Mac OS X: The early years
To answer that question, we need to hop into the Wayback Machine to Mac OS X's 2001 debut. The March 2001 release of Mac OS X 10.0--code-named Cheetah, in case you've forgotten--was quickly replaced with the 10.1 update. Arriving a mere six months after Cheetah, Mac OS X Puma fixed bugs and added some features.
Less than a year later, Apple released Mac OS X 10.2; the Jaguar update included the launch of iChat, the return of spring-loaded folders, and the introduction of Bonjour (née Rendezvous). October 2003 saw the release of Mac OS X 10.3 Panther, with Exposé, iChat AV, and the launch of Safari.
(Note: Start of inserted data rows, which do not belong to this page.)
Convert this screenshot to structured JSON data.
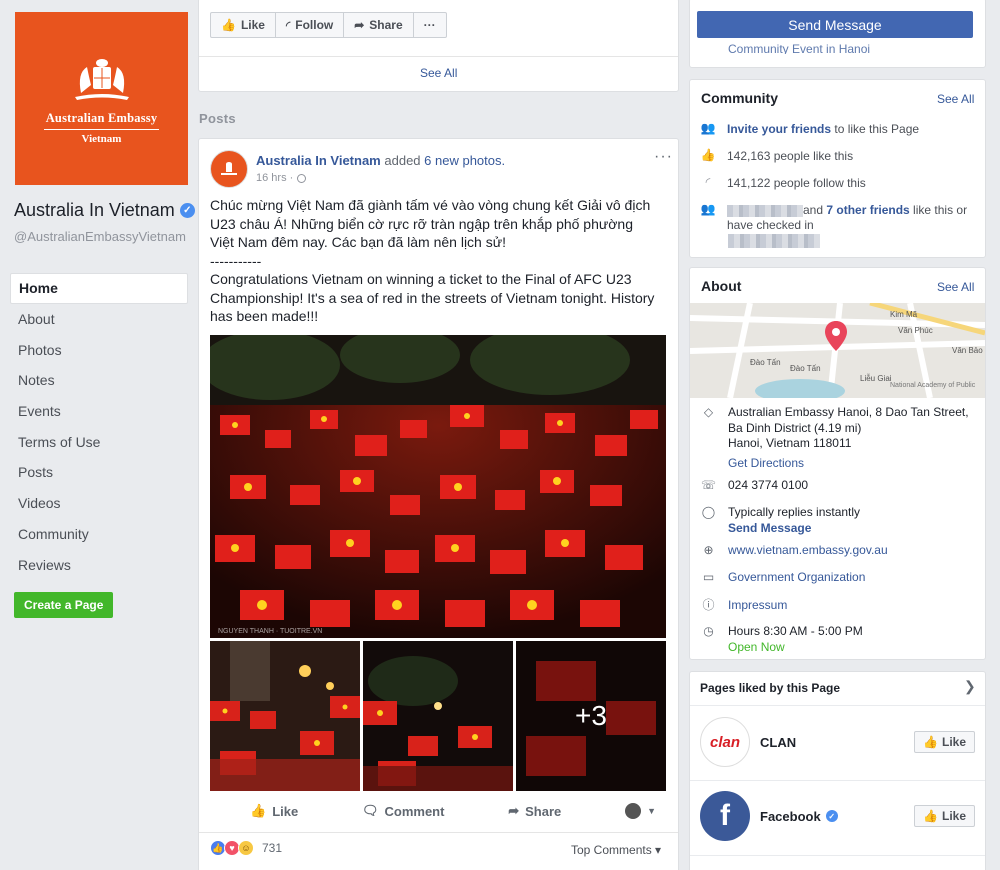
{
  "page": {
    "logo": {
      "title": "Australian Embassy",
      "subtitle": "Vietnam"
    },
    "name": "Australia In Vietnam",
    "handle": "@AustralianEmbassyVietnam"
  },
  "nav": {
    "items": [
      "Home",
      "About",
      "Photos",
      "Notes",
      "Events",
      "Terms of Use",
      "Posts",
      "Videos",
      "Community",
      "Reviews"
    ],
    "create_page": "Create a Page"
  },
  "top_actions": {
    "like": "Like",
    "follow": "Follow",
    "share": "Share",
    "more": "···"
  },
  "top_card": {
    "see_all": "See All"
  },
  "posts_heading": "Posts",
  "post": {
    "author": "Australia In Vietnam",
    "verb": "added",
    "photos_link": "6 new photos.",
    "time": "16 hrs ·",
    "more": "···",
    "text": "Chúc mừng Việt Nam đã giành tấm vé vào vòng chung kết Giải vô địch U23 châu Á! Những biển cờ rực rỡ tràn ngập trên khắp phố phường Việt Nam đêm nay. Các bạn đã làm nên lịch sử!\n-----------\nCongratulations Vietnam on winning a ticket to the Final of AFC U23 Championship! It's a sea of red in the streets of Vietnam tonight. History has been made!!!",
    "photo_credit": "NGUYEN THANH · TUOITRE.VN",
    "more_photos": "+3",
    "actions": {
      "like": "Like",
      "comment": "Comment",
      "share": "Share"
    },
    "reaction_count": "731",
    "top_comments": "Top Comments ▾"
  },
  "right": {
    "send_message": "Send Message",
    "faded": "Community Event in Hanoi",
    "community": {
      "title": "Community",
      "see_all": "See All",
      "invite_link": "Invite your friends",
      "invite_rest": " to like this Page",
      "likes": "142,163 people like this",
      "follows": "141,122 people follow this",
      "friends_and": "and ",
      "friends_link": "7 other friends",
      "friends_rest": " like this or",
      "checked_in": "have checked in"
    },
    "about": {
      "title": "About",
      "see_all": "See All",
      "map_labels": {
        "street1": "Đào Tấn",
        "street2": "Đào Tấn",
        "street3": "Kim Mã",
        "street4": "Văn Phúc",
        "street5": "Liễu Giai",
        "street6": "Văn Bảo",
        "poi": "National Academy of Public",
        "street7": "Kim Mã"
      },
      "address_line1": "Australian Embassy Hanoi, 8 Dao Tan Street,",
      "address_line2": "Ba Dinh District (4.19 mi)",
      "address_line3": "Hanoi, Vietnam 118011",
      "directions": "Get Directions",
      "phone": "024 3774 0100",
      "replies": "Typically replies instantly",
      "send_message": "Send Message",
      "website": "www.vietnam.embassy.gov.au",
      "category": "Government Organization",
      "impressum": "Impressum",
      "hours": "Hours 8:30 AM - 5:00 PM",
      "open_now": "Open Now"
    },
    "pages_liked": {
      "title": "Pages liked by this Page",
      "items": [
        {
          "name": "CLAN",
          "logo_text": "clan",
          "like": "Like"
        },
        {
          "name": "Facebook",
          "logo_text": "f",
          "like": "Like"
        }
      ]
    }
  },
  "colors": {
    "brand_orange": "#e8541e",
    "fb_blue": "#4267b2",
    "link_blue": "#365899",
    "green": "#42b72a"
  }
}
Tiger (Mac OS X 10.4) was next, released in April 2005. That incarnation added Spotlight, Automator, VoiceOver, Dashboard, .Mac syncing, and a system-wide dictionary. Tiger, released four years after the initial launch of OS X, was a significantly better operating system than its predecessors. It also marked the end of annual updates for OS X. Prior to Tiger's release, Apple said it planned to slow down the pace of OS X development, as the operating system was becoming more mature.
iOS: Inception 'til now
How did iOS progress in that same four-year time frame? The original iPhone, released in 2007, marked the introduction of what was then called the iPhone OS. iPhone 1.0 introduced all of the core interface elements that characterize multitouch computing: pinch to zoom, swiping, double-tap zooming, and all the rest. It's amazing to think how stable a 1.0 project the original iPhone's software really was--especially when you remember that it shipped with only a handful of apps--not even enough to fill up the home screen.
iPhone 1.0 was, in fact, a more polished release than the initial release of Mac OS X. That's surprising, in part, because--although Mac OS X was built from the ground up, it had nearly two decades of previous Macintosh operating systems to learn from.